|Image borrowed from Blackpool Viking Dungeon|
I have spent many hours sanding, cleaning and painting the bureau. Unsurprisingly, my thoughts have mostly been about the history of it.
I acquired it a few years ago, when I was instructed to get rid of both it, and all the contents. My aunt was moving into a smaller home and had no need of a bureau, nor was she interested in the contents, she wanted them burnt.
I love it because it belonged to my late uncle.
He had a hard start in life as his father died very young, leaving his widow with four children and no income. My uncle had to leave school to earn money to buy food and clothing for his siblings. His dreams of becoming a priest were just that. Life was a struggle for them, but they managed.
The habit of frugality never left him, throughout his life the maximum 'pocket money' which he ever allowed himself each week was £5.00. This bought his occasional pint of beer and enabled him to place some bets on the horses. He was rather good at that and often won. I hope he had fun with his winnings.
His other hobby was the game of darts. He was extremely skilled and won lots of cups and trophies, unsurprisingly, he was on his local pub's team. At some point, he and my aunt had a falling out over something. The trophies disappeared and have never been recovered. His ability to throw darts was also lost, but more of that later.

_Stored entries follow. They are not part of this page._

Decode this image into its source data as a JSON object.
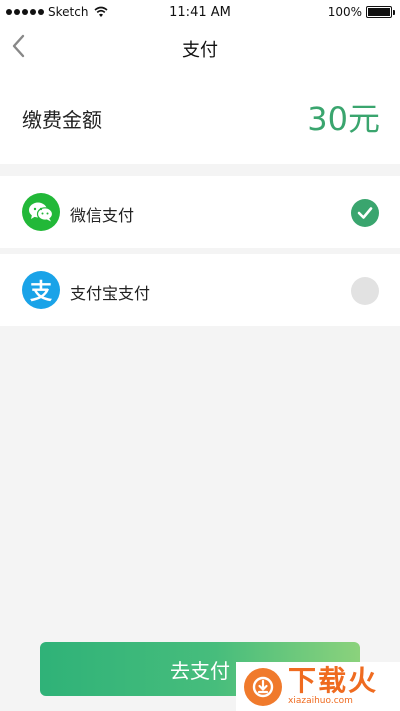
{
  "status_bar": {
    "carrier": "Sketch",
    "time": "11:41 AM",
    "battery": "100%"
  },
  "nav": {
    "title": "支付"
  },
  "amount": {
    "label": "缴费金额",
    "value": "30元"
  },
  "payment_methods": [
    {
      "label": "微信支付",
      "icon": "wechat-icon",
      "selected": true
    },
    {
      "label": "支付宝支付",
      "icon": "alipay-icon",
      "icon_glyph": "支",
      "selected": false
    }
  ],
  "pay_button": {
    "label": "去支付"
  },
  "watermark": {
    "text_cn": "下载火",
    "text_en": "xiazaihuo.com"
  },
  "colors": {
    "accent": "#3aa56e",
    "wechat": "#22b838",
    "alipay": "#1aa3e8"
  }
}
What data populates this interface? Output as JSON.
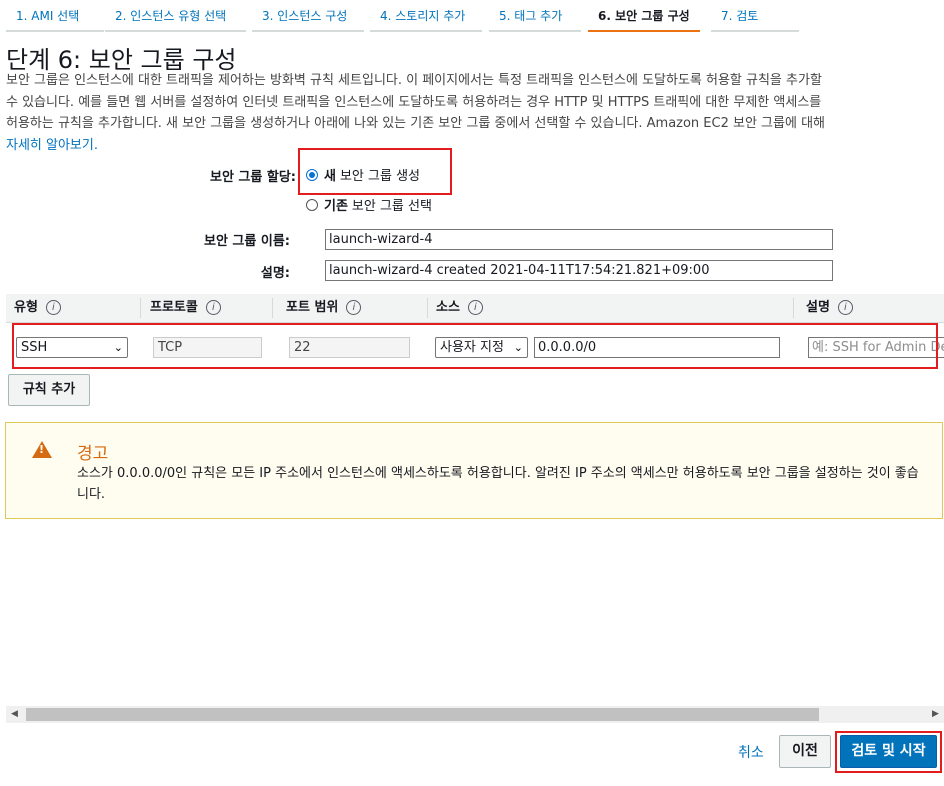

My uncle and aunt did not have any children of their own, but they were wonderfully generous and indulgent to my brothers and I. He even helped my mother to nurse me through a bad dose of pneumonia, when I was just 6 weeks old...of course I don't remember that.
Somehow they never quite got the knack of turning a house into a home, perhaps that was why they enjoyed spending so much time at our place.
Uncle John and my mother would cook up a storm of wonderful food while my aunt was pretty good at washing the salad, though she left the tricky bit of slicing and arranging it to someone else!
I digress. Inside the bureau was a medium-sized cardboard box. My heart gave an extra beat of excitement as I lifted the lid, for inside were many dozens of letters written by my parents and myself, to my aunt and uncle. They dated from the early 1960's, when we were living in Hong Kong and then move on to the years we spent in the Western Isles.
Treasure within treasure. These old letters, especially the ones with my parents thoughts and their, oh so familiar, handwriting are very special to me.
|The dresser I told you about in my previous post is now finished,|
and you can catch just a glimpse of the bureau over on the right,
it is about to undergo the next phase of painting...birds, flowers, etc.
So, this once dull piece of furniture (to the right of the photograph) is now standing proudly in my kitchen. I think it looks quite Scandinavian in that light grey colour. The dresser has been completed, the doors and drawers are back in place and I'm pleased with it.
You may be wondering where the Viking bit comes in, well my uncle suffered from clawing of the hands in his later years. Dupuytren's contracture. It is believed that this spread through Europe in the wake of Viking invasions and settlements. The hand deformity meant the end to his darts playing.
Funny to think that my darling uncle, so like a miniature James Bond (being dark and handsome in his younger years) probably had Viking blood running through his veins.